Van Hollen, Fischer Introduce Bipartisan Bill to Require Transparency in Corporate Stock Trading
Today U.S. Senators Chris Van Hollen (D-Md.) and Deb Fischer (R-Neb.) reintroduced their bipartisan Promoting Transparent Standards for Corporate Insiders Act, legislation to bring greater transparency to corporate stock trading. As we’ve seen repeatedly over the last year, while the U.S. Securities and Exchange Commission (SEC) prohibits the purchase or sale of securities based on non-public information, current regulations do not prevent corporate executives from gaming the system. Right now, the SEC provides executives with a safe harbor from insider trading liability if they create a trading plan that sets predetermined or scheduled times when executives will be able to buy or sell shares. However, as recent cases have shown, some dishonest players may be abusing loopholes in this system, which hurts everyday investors and reduces confidence in the integrity of our capital markets. The Promoting Transparent Standards for Corporate Insiders Act requires the SEC to study this issue, report their findings to Congress, and write additional rules addressing the ability of people to take advantage of the system.
The bill has also been introduced in the U.S. House of Representatives by Financial Services Committee Chairwoman Maxine Waters (D-Calif.) and Ranking Member Patrick McHenry (R-N.C.). It passed the House on April 20, 2021.
“Insider trading is against the law. But current flaws in our system provide corporate executives a major loophole. This is unacceptable, and it’s time for the SEC to take action. Our bipartisan legislation will level the playing field and help ensure that corporate insiders are following the same rules as everyone else,” said Senator Van Hollen.
“Whether Americans are saving for retirement or to send kids to college through investments, they deserve transparency when it comes to corporate trading. The legislation we are reintroducing today would ensure everyone follows the rules and prevent bad actors from getting an unfair advantage. Through this common-sense bill, we can provide fairness to families and businesses in Nebraska and across the country,” said Senator Fischer.

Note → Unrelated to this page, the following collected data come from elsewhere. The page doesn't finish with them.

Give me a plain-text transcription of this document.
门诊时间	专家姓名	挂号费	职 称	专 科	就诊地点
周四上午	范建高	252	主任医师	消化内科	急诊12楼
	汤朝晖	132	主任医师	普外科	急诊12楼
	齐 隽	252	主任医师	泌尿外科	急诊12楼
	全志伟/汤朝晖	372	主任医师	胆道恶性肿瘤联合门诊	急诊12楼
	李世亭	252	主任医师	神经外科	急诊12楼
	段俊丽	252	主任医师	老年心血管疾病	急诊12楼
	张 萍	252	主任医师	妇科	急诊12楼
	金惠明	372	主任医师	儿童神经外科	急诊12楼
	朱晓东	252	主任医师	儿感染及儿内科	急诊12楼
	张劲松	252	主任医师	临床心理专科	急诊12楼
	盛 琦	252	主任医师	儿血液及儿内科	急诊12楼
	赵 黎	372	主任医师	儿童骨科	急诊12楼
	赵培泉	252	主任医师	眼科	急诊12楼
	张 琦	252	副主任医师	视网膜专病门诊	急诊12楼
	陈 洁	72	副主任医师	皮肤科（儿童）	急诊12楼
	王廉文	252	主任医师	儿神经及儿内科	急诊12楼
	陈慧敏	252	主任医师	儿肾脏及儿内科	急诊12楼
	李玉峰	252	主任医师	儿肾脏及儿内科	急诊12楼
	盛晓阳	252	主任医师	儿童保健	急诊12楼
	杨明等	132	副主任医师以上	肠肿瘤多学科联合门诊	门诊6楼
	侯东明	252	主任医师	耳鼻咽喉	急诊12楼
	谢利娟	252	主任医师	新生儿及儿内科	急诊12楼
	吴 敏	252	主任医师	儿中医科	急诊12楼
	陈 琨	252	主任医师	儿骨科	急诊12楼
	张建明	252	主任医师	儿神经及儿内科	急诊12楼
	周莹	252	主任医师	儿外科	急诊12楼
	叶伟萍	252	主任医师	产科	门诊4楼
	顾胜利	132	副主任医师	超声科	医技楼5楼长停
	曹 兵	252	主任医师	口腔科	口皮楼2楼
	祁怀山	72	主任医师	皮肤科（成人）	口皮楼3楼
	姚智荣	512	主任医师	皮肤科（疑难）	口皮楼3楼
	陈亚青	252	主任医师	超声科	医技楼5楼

Specifically, the bill would require the SEC to study whether Rule 10b5-1 should be amended to: (i) limit the time frame during which an issuer or insider can adopt a trading plan to issuer-approved trading windows; (ii) limit the ability of issuers and insiders to adopt multiple trading plans; (iii) establish a mandatory delay between the adoption of the trading plan and the first trade under the plan; (iv) limit the frequency that issuers and insiders may modify or cancel trading plans; (v) require issuers and insiders to file with the SEC trading plan adoptions, amendments, terminations, and transactions; and (vi) require corporate boards to adopt policies for trading plans and monitor trading plan transactions. The SEC would be required to provide a report to Congress within 180 days of enactment of the legislation, and to promulgate rules based on their findings within one year of enactment.